Nimmo is among the few holdovers from the 2019 team that went into the All-Star break 10 games below .500.
Those Mets went 27-10 over the next 5 ½ weeks and managed to stay alive in the wild-card race deep into September, finishing with 86 victories. If there was a third wild-card team in each league that season, the Mets would have reached the postseason.
We have also seen it head in the opposite direction for the Mets: In 2021 they reached the All-Star break 48-40 and leading the NL East by four games. That was a season that ended with 77 victories for the Mets and no playoffs.
These Mets, with a record $364 million payroll, will be regarded as the biggest flop in franchise history if they fall short of the postseason.
What’s the key to this second half?
“The one magic key, there is none,” Buck Showalter said. “You have got to have all different things clicking. If something is not working well, something else picks it up.
“There is no perfect team or perfect player, and that’s why it’s the epitome of a team game and the key is when something is not the way it can be there’s some other phase that picks it up.
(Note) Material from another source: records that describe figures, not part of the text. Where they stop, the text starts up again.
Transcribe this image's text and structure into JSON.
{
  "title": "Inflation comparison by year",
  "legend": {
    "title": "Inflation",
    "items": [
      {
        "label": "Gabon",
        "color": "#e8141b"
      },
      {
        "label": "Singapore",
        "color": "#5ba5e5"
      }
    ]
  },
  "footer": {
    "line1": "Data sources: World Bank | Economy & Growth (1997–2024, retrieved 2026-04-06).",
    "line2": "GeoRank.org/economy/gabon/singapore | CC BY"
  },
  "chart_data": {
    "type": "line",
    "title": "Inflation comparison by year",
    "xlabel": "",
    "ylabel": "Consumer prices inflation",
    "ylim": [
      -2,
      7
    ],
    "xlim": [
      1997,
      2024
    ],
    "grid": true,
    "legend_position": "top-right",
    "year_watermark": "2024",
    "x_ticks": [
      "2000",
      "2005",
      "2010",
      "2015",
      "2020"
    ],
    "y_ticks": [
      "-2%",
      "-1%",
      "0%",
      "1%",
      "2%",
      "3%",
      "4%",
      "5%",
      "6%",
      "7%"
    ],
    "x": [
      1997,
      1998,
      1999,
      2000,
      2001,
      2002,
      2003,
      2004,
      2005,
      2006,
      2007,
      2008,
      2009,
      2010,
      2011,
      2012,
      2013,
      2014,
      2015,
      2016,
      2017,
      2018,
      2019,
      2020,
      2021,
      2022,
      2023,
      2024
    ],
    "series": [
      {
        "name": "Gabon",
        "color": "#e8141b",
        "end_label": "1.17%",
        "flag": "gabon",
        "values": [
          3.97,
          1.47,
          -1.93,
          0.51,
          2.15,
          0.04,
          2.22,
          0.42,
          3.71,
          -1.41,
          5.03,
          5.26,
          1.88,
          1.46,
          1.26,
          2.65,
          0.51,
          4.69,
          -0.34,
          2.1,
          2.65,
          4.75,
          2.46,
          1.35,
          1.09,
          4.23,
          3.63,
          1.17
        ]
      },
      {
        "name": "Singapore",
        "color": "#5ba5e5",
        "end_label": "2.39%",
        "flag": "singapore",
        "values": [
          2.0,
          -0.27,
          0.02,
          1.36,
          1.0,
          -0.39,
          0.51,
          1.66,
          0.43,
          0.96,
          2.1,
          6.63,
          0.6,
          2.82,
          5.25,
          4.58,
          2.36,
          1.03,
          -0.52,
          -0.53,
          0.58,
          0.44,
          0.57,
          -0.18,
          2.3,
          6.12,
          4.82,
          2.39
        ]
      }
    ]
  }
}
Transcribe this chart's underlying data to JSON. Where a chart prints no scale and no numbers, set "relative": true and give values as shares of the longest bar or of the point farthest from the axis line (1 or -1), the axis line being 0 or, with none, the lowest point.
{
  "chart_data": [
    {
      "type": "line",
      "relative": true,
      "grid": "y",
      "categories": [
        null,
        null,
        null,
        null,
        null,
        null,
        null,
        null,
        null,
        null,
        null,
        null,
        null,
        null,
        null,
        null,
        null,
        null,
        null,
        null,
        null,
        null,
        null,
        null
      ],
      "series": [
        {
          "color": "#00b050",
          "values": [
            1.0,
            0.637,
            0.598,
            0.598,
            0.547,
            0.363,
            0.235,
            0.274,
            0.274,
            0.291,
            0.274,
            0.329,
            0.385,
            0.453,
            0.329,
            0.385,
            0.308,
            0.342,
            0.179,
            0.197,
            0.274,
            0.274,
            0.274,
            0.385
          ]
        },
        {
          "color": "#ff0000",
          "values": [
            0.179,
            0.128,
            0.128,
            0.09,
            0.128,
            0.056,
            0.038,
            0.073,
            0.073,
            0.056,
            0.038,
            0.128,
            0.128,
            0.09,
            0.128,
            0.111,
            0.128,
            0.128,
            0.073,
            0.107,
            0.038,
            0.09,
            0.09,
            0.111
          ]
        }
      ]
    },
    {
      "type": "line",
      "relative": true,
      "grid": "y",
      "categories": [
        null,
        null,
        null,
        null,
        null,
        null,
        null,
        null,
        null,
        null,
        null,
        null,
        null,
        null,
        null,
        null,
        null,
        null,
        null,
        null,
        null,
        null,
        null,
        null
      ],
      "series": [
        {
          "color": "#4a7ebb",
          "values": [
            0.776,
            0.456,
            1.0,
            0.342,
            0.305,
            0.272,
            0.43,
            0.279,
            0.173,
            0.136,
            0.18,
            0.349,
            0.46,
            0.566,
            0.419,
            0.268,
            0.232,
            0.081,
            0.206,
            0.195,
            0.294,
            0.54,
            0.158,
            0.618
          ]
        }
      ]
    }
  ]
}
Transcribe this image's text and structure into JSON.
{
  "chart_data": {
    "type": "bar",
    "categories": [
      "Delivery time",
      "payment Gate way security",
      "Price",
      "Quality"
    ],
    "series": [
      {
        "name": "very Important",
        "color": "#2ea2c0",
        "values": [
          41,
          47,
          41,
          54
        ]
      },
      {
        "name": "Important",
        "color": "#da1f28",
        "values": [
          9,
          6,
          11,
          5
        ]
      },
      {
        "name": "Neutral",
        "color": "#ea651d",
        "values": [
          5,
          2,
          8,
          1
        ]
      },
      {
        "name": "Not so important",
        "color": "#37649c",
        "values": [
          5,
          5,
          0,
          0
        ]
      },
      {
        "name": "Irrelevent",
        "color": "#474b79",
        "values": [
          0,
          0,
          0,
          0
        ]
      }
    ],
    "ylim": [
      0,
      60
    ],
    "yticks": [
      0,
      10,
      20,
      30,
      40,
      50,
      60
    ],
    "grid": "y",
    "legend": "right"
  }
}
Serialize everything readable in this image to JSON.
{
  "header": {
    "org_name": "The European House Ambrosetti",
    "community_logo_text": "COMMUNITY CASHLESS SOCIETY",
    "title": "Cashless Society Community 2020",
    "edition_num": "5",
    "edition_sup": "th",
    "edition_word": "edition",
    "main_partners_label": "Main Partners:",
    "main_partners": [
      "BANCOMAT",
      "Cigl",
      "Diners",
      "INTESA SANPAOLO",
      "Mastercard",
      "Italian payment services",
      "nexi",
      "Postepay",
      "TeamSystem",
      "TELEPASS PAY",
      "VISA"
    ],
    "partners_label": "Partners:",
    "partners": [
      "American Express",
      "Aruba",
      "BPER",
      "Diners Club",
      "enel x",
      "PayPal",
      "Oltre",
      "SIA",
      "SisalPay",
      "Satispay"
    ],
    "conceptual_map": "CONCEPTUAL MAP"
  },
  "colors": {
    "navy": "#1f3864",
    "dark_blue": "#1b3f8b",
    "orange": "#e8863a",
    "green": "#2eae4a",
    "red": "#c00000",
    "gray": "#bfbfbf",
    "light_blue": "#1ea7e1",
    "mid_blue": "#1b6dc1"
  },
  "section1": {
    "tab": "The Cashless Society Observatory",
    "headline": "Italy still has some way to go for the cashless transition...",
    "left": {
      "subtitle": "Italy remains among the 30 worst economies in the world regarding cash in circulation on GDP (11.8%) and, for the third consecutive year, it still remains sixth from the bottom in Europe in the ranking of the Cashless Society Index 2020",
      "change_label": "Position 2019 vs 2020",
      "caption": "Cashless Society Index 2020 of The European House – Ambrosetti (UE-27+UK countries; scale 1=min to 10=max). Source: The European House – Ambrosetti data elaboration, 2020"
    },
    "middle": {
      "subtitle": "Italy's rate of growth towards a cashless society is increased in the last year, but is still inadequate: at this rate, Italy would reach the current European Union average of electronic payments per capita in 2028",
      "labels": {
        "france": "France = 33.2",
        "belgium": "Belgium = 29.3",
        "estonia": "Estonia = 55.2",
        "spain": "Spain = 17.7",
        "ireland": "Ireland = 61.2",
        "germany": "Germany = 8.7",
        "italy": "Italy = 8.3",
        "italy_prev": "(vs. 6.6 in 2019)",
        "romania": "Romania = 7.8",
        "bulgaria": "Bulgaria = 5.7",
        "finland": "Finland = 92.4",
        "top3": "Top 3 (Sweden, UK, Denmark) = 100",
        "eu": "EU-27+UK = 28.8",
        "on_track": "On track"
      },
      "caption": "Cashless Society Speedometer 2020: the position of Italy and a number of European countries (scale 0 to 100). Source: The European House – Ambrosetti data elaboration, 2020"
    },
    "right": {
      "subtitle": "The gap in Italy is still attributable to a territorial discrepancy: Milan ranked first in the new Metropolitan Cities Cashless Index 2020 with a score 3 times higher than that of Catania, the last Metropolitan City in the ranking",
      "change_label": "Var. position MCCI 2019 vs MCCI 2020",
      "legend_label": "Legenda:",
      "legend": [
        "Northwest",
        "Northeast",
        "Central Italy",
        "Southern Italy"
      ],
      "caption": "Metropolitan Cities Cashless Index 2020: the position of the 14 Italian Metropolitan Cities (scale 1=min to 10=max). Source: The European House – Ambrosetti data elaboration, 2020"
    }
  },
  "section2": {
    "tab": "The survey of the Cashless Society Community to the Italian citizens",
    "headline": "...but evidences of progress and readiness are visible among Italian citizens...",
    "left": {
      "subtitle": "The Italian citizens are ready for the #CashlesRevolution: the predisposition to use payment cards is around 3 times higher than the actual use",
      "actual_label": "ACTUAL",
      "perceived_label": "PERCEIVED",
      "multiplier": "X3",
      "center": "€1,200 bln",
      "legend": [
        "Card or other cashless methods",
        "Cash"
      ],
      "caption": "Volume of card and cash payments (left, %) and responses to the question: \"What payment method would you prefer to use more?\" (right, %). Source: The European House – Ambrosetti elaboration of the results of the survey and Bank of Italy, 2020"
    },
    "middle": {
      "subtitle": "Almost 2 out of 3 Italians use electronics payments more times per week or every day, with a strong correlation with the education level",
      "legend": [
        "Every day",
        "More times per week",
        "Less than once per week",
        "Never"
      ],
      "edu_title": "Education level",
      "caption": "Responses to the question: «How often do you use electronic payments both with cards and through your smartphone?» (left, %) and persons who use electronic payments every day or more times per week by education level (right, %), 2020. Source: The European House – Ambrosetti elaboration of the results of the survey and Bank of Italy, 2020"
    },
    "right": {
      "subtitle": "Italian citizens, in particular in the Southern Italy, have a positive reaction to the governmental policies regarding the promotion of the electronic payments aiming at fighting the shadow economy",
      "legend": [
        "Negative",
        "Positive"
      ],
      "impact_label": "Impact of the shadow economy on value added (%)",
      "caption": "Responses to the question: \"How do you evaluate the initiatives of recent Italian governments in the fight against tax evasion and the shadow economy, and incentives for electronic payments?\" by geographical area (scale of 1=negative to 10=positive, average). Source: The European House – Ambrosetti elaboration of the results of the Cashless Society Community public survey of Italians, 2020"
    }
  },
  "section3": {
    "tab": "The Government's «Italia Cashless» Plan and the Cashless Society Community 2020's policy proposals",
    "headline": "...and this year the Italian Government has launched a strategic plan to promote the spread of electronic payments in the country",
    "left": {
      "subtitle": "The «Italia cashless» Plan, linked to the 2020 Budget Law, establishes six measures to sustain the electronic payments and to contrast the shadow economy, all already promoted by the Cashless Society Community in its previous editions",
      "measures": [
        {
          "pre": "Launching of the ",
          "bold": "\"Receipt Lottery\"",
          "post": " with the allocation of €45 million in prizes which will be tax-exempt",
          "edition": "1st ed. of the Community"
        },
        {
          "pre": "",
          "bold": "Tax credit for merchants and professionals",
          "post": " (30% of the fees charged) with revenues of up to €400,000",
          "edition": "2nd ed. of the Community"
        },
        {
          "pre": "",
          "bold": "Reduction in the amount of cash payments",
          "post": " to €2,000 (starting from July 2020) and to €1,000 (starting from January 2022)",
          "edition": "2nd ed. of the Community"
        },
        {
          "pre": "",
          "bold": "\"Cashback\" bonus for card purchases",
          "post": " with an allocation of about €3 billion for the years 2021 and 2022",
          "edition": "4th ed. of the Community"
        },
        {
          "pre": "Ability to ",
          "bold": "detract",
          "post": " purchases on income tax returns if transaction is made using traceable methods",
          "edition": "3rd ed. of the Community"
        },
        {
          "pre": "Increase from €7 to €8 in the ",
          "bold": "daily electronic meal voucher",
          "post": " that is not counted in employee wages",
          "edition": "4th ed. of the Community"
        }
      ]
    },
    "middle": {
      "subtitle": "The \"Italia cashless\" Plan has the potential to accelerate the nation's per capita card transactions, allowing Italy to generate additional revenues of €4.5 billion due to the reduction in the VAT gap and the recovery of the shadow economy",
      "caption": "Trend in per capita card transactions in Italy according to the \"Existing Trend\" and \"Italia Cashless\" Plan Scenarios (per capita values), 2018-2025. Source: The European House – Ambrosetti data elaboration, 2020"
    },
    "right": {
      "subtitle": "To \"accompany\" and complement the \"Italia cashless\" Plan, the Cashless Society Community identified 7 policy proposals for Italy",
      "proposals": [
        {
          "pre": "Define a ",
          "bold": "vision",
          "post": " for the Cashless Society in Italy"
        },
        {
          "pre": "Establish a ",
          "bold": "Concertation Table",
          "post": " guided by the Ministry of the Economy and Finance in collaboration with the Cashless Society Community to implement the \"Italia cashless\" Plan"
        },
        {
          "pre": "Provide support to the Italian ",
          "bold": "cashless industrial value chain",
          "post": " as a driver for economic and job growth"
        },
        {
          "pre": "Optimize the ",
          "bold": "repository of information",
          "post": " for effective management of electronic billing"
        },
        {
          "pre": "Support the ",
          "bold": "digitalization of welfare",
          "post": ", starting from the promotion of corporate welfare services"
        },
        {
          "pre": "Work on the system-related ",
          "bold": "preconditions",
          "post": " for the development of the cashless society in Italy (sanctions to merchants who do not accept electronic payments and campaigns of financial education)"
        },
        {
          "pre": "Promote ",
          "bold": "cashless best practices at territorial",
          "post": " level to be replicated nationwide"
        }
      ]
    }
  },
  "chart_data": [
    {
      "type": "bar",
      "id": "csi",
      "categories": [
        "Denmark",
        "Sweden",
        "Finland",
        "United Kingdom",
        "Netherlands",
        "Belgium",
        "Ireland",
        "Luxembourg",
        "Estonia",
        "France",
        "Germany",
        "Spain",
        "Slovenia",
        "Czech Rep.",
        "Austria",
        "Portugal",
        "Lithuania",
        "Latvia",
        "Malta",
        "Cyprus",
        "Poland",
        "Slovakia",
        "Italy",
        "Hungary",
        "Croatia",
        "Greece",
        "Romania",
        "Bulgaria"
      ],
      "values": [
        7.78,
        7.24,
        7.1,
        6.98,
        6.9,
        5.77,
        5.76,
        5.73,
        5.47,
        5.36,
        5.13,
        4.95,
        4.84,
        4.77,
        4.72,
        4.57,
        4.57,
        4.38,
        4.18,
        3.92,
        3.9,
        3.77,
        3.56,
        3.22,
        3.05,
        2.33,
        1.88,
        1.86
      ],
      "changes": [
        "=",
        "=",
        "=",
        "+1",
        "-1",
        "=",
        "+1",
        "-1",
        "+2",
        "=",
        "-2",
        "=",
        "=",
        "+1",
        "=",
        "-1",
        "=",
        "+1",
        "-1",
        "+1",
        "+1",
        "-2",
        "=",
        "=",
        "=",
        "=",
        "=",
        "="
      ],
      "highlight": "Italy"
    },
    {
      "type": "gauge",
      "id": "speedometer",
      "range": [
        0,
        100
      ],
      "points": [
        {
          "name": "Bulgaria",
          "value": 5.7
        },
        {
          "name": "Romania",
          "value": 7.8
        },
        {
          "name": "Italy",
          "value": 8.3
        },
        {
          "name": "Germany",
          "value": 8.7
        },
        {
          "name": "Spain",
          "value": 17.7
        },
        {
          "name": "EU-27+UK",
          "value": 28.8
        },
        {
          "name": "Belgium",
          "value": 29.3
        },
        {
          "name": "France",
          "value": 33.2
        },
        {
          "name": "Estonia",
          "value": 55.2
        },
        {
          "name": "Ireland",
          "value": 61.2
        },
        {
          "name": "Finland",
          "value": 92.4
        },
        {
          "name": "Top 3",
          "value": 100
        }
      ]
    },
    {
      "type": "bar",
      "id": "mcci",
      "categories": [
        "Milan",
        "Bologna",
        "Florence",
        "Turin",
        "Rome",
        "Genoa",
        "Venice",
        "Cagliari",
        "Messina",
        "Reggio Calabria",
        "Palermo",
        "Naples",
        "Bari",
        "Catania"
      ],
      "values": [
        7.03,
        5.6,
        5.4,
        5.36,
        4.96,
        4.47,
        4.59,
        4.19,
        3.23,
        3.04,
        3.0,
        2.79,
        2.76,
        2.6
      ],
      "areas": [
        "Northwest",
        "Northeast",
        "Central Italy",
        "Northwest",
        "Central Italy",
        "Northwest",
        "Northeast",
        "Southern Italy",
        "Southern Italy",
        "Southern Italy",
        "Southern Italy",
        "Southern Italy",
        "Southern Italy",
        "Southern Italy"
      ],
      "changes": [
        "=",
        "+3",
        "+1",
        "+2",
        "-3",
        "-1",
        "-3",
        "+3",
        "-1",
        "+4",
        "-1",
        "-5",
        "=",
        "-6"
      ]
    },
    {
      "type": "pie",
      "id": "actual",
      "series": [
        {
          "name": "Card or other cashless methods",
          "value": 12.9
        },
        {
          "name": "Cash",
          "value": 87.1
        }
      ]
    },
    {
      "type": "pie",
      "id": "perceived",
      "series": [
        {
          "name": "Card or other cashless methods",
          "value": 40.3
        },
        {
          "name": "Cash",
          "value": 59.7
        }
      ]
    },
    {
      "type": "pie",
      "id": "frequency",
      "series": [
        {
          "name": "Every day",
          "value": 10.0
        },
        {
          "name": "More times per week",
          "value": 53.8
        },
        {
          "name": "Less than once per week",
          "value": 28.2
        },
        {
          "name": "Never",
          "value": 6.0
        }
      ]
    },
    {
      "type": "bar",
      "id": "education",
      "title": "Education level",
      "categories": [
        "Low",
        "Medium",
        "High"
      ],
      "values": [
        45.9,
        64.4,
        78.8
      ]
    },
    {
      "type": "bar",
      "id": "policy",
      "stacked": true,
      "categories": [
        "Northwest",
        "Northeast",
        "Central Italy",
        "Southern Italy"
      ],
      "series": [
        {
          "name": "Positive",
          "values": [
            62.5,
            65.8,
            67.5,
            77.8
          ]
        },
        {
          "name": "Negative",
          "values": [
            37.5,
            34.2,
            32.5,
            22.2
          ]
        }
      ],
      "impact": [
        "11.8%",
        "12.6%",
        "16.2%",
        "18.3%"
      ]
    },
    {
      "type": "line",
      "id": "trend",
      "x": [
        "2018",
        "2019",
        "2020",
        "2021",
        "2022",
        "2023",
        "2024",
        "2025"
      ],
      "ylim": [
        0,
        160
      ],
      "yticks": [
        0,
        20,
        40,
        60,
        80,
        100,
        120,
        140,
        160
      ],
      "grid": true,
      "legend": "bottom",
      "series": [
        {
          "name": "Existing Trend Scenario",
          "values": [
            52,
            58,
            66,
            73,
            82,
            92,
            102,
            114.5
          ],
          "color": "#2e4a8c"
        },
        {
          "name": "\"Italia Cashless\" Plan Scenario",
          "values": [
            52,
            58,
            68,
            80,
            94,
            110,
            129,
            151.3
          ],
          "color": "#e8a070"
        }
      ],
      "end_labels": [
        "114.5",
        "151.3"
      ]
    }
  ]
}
There’s not one key, there’s about 100, and it’s hard to win games and some days the game makes you think you have got it figured out and some days you don’t think it will ever let you off the deck. Just keep chasing it and it will usually reward you if you stay true to it. Our guys have and they have stayed together, so they are giving themselves a chance to play better as they go forward.”
The Mets are six games below .500, which suggests something other than a good team. If they are better than what their record says they are, now would be the time to continue what they started on July 1 and send Bill Parcells an autographed team photo.